I’ve been reading a Literature textbook for the past several weeks. It’s the textbook my son will be using in 9th grade this fall, and I wanted to review it first. I probably won’t have him read everything in it. I like to tailor my kids’ reading, rather than just throwing at them everything that someone has put under the heading of “classic” or “required reading”. I try to include things I think they’ll enjoy reading, but also a few things that are, I don’t know, out of their comfort zone, I guess. I always tell them, “It’s okay with me if you decide you dislike a book, or an author, but you have to read it to decide.”
One of the things I read today was the story of King Midas. I’m sure you know it; guy loves gold more than anything and wishes he had more. One day a man comes to him and says he can grant his wish: that everything he touches from then on, will turn to gold. Midas is thrilled, until he realizes he can never eat or drink again. Worst of all, his delicate caress of his little daughter’s face turns her, too, to gold.
Punishment is a tricky thing, sometimes. When my kids were very young, I always wanted consequences for their actions to fit the crime as closely as possible. If they wouldn’t share a toy, then they lost the privilege of playing with it, with the hope that they would feel what their friend or sibling was feeling. I wanted any punishment I gave them to help them learn something.

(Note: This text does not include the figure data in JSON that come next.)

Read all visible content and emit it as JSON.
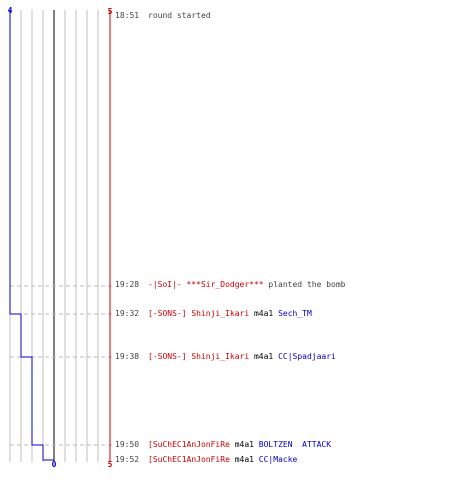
{
  "scoreboard": {
    "top_left": "4",
    "top_right": "5",
    "bottom_left": "0",
    "bottom_right": "5"
  },
  "colors": {
    "team_blue": "#0000cc",
    "team_red": "#cc0000",
    "neutral": "#444444",
    "grid": "#c0c0c0",
    "dashed": "#bbbbbb"
  },
  "events": [
    {
      "time": "18:51",
      "kind": "round_start",
      "segments": [
        {
          "text": "round started",
          "color": "#444444"
        }
      ]
    },
    {
      "time": "19:28",
      "kind": "bomb_plant",
      "segments": [
        {
          "text": "-|SoI|- ***Sir_Dodger***",
          "color": "#cc0000"
        },
        {
          "text": " planted the bomb",
          "color": "#444444"
        }
      ]
    },
    {
      "time": "19:32",
      "kind": "kill",
      "segments": [
        {
          "text": "[-SONS-] Shinji_Ikari",
          "color": "#cc0000"
        },
        {
          "text": " m4a1 ",
          "color": "#000000"
        },
        {
          "text": "Sech_TM",
          "color": "#0000cc"
        }
      ]
    },
    {
      "time": "19:38",
      "kind": "kill",
      "segments": [
        {
          "text": "[-SONS-] Shinji_Ikari",
          "color": "#cc0000"
        },
        {
          "text": " m4a1 ",
          "color": "#000000"
        },
        {
          "text": "CC|Spadjaari",
          "color": "#0000cc"
        }
      ]
    },
    {
      "time": "19:50",
      "kind": "kill",
      "segments": [
        {
          "text": "[SuChEC1AnJonFiRe",
          "color": "#cc0000"
        },
        {
          "text": " m4a1 ",
          "color": "#000000"
        },
        {
          "text": "BOLTZEN  ATTACK",
          "color": "#0000cc"
        }
      ]
    },
    {
      "time": "19:52",
      "kind": "kill",
      "segments": [
        {
          "text": "[SuChEC1AnJonFiRe",
          "color": "#cc0000"
        },
        {
          "text": " m4a1 ",
          "color": "#000000"
        },
        {
          "text": "CC|Macke",
          "color": "#0000cc"
        }
      ]
    }
  ],
  "blue_alive_steps": [
    4,
    4,
    3,
    2,
    1,
    0
  ]
}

We spent a few weeks studying King David in church recently, and one of the things the pastor talked about was David’s “punishment” for his crimes of adultery and murder in the Bathsheba chapter of his life. When the prophet Nathan presented to him the account of a man guilty of a similar crime, David proclaimed that the guilty man should restore fourfold for his offense.

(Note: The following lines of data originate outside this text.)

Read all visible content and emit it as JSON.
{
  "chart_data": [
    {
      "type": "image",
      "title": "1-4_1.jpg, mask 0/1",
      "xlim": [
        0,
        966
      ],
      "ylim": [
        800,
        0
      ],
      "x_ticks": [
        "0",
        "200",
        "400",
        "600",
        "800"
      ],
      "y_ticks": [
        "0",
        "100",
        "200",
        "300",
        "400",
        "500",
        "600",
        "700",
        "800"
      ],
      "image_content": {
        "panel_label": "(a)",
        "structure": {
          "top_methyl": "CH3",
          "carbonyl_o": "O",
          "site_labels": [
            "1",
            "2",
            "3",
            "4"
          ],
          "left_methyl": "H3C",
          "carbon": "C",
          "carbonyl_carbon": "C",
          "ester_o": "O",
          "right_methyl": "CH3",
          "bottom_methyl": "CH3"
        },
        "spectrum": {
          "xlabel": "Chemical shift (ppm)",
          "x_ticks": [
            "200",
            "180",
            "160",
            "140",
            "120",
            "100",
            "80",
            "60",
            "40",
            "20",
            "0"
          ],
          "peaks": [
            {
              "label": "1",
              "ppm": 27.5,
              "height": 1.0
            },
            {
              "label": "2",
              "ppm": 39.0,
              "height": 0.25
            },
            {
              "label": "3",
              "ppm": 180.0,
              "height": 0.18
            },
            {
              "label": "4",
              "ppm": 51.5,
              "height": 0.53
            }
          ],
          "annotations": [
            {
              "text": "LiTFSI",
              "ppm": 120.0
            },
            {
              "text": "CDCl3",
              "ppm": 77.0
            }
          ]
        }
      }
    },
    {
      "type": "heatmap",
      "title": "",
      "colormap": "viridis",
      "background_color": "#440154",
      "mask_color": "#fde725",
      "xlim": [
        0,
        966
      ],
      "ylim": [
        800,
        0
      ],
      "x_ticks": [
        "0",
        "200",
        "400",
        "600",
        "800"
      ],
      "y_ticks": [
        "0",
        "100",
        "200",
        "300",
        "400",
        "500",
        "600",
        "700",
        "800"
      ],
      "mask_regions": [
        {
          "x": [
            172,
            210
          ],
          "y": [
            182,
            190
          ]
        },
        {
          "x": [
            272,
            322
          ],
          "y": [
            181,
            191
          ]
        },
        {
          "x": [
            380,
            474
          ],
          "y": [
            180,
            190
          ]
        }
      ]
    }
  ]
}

The man, of course, was David himself, as Nathan then pointed out. And David’s proclaimed punishment became his own in a way, as he would lose four sons to early deaths (2 Samuel 12, 2 Samuel 13, 2 Samuel 18 and 1 Kings 2).

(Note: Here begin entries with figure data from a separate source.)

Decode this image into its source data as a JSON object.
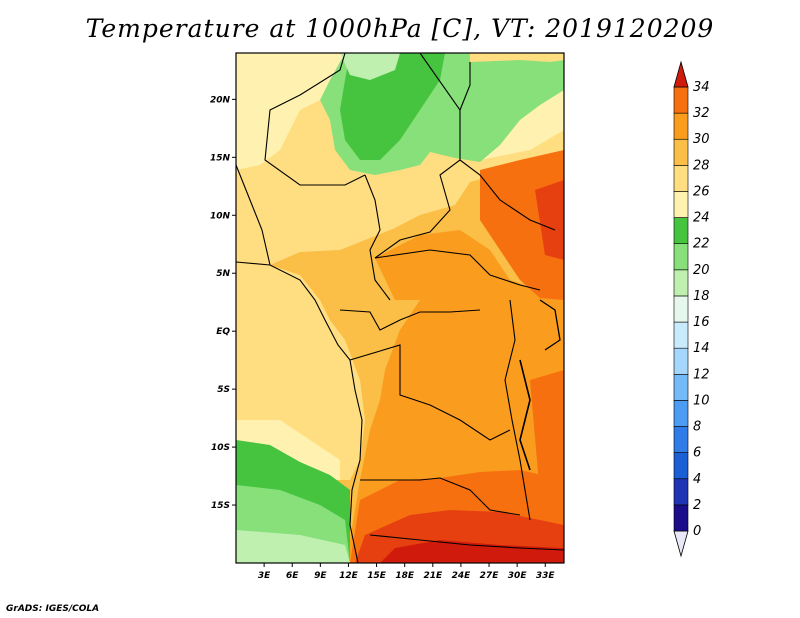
{
  "title": "Temperature at 1000hPa [C], VT: 2019120209",
  "footer": "GrADS: IGES/COLA",
  "map": {
    "projection": "lat-lon",
    "lon_range": [
      0,
      35
    ],
    "lat_range": [
      -20,
      24
    ],
    "lat_labels": [
      "20N",
      "15N",
      "10N",
      "5N",
      "EQ",
      "5S",
      "10S",
      "15S"
    ],
    "lat_values": [
      20,
      15,
      10,
      5,
      0,
      -5,
      -10,
      -15
    ],
    "lon_labels": [
      "3E",
      "6E",
      "9E",
      "12E",
      "15E",
      "18E",
      "21E",
      "24E",
      "27E",
      "30E",
      "33E"
    ],
    "lon_values": [
      3,
      6,
      9,
      12,
      15,
      18,
      21,
      24,
      27,
      30,
      33
    ]
  },
  "colorbar": {
    "labels": [
      "0",
      "2",
      "4",
      "6",
      "8",
      "10",
      "12",
      "14",
      "16",
      "18",
      "20",
      "22",
      "24",
      "26",
      "28",
      "30",
      "32",
      "34"
    ],
    "colors": [
      "#1a0c8a",
      "#1f34b4",
      "#1b5fd6",
      "#2f7ce8",
      "#4b9cf2",
      "#75baf8",
      "#a5d6fb",
      "#c9ecfc",
      "#e6f8ee",
      "#bff0b0",
      "#88e07a",
      "#46c440",
      "#fff2b0",
      "#ffde82",
      "#fbbe46",
      "#fa9c1e",
      "#f7700f",
      "#e74010",
      "#d01a0c"
    ]
  }
}
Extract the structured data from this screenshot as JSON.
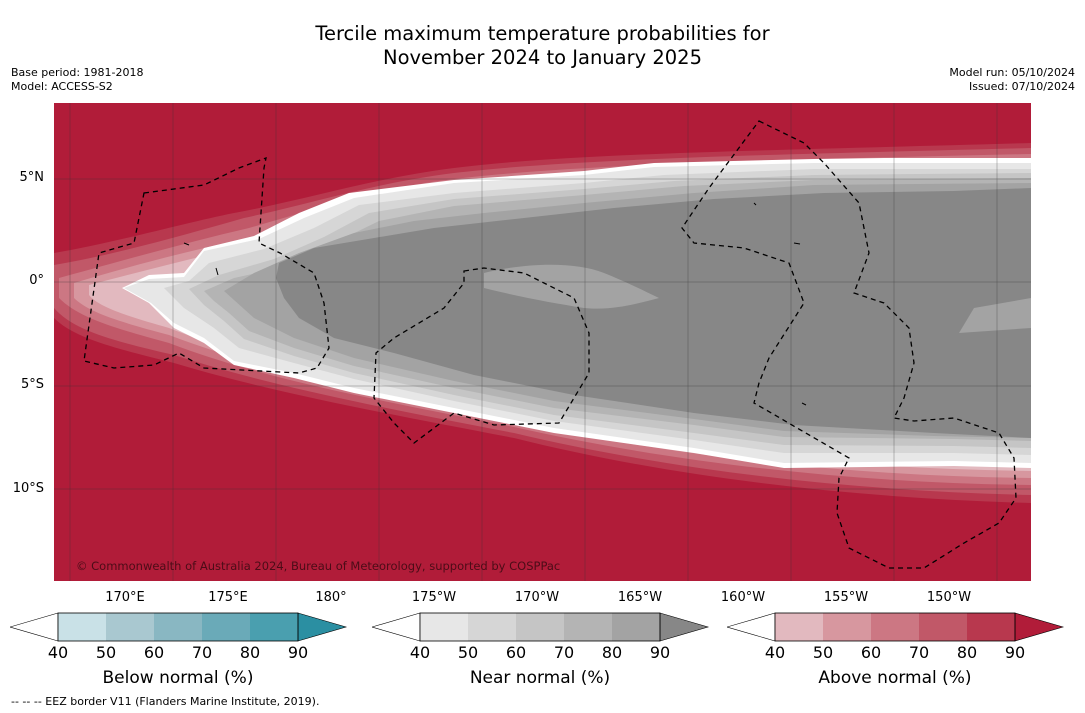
{
  "title": {
    "line1": "Tercile maximum temperature probabilities for",
    "line2": "November 2024 to January 2025"
  },
  "meta": {
    "base_period": "Base period: 1981-2018",
    "model": "Model: ACCESS-S2",
    "model_run": "Model run: 05/10/2024",
    "issued": "Issued: 07/10/2024"
  },
  "map": {
    "latitude_labels": [
      "5°N",
      "0°",
      "5°S",
      "10°S"
    ],
    "longitude_labels": [
      "170°E",
      "175°E",
      "180°",
      "175°W",
      "170°W",
      "165°W",
      "160°W",
      "155°W",
      "150°W"
    ],
    "copyright": "© Commonwealth of Australia 2024, Bureau of Meteorology, supported by COSPPac",
    "colors": {
      "above_90": "#b11c39",
      "near_90": "#878787",
      "near_80": "#a3a3a3",
      "near_70": "#b4b4b4",
      "near_60": "#c5c5c5",
      "near_50": "#d6d6d6",
      "near_40": "#e7e7e7"
    }
  },
  "colorbars": [
    {
      "title": "Below normal (%)",
      "ticks": [
        "40",
        "50",
        "60",
        "70",
        "80",
        "90"
      ],
      "colors": [
        "#ffffff",
        "#c9e1e7",
        "#a9c8d0",
        "#89b7c2",
        "#6aaab8",
        "#4a9faf",
        "#2b8fa2"
      ]
    },
    {
      "title": "Near normal (%)",
      "ticks": [
        "40",
        "50",
        "60",
        "70",
        "80",
        "90"
      ],
      "colors": [
        "#ffffff",
        "#e7e7e7",
        "#d6d6d6",
        "#c5c5c5",
        "#b4b4b4",
        "#a3a3a3",
        "#878787"
      ]
    },
    {
      "title": "Above normal (%)",
      "ticks": [
        "40",
        "50",
        "60",
        "70",
        "80",
        "90"
      ],
      "colors": [
        "#ffffff",
        "#e2b9bf",
        "#d7979f",
        "#cc7783",
        "#c15868",
        "#b8384e",
        "#b11c39"
      ]
    }
  ],
  "footnote": "--  --  -- EEZ border V11 (Flanders Marine Institute, 2019)."
}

Judge not, we are told, lest we be judged. And, “with the same measure that you use, it will be measured back to you.” David’s punishment fit the crime. King Midas’ punishment was simply the fulfillment of his wish.
In the same way that we never know how God might answer our prayers, we never know what the consequences might be for our sins. Forgiveness is ours for the asking, but sometimes there’s no getting away from the consequences of our actions, and they might not look like we had anticipated. But in this, too, we can trust that His will is for our good.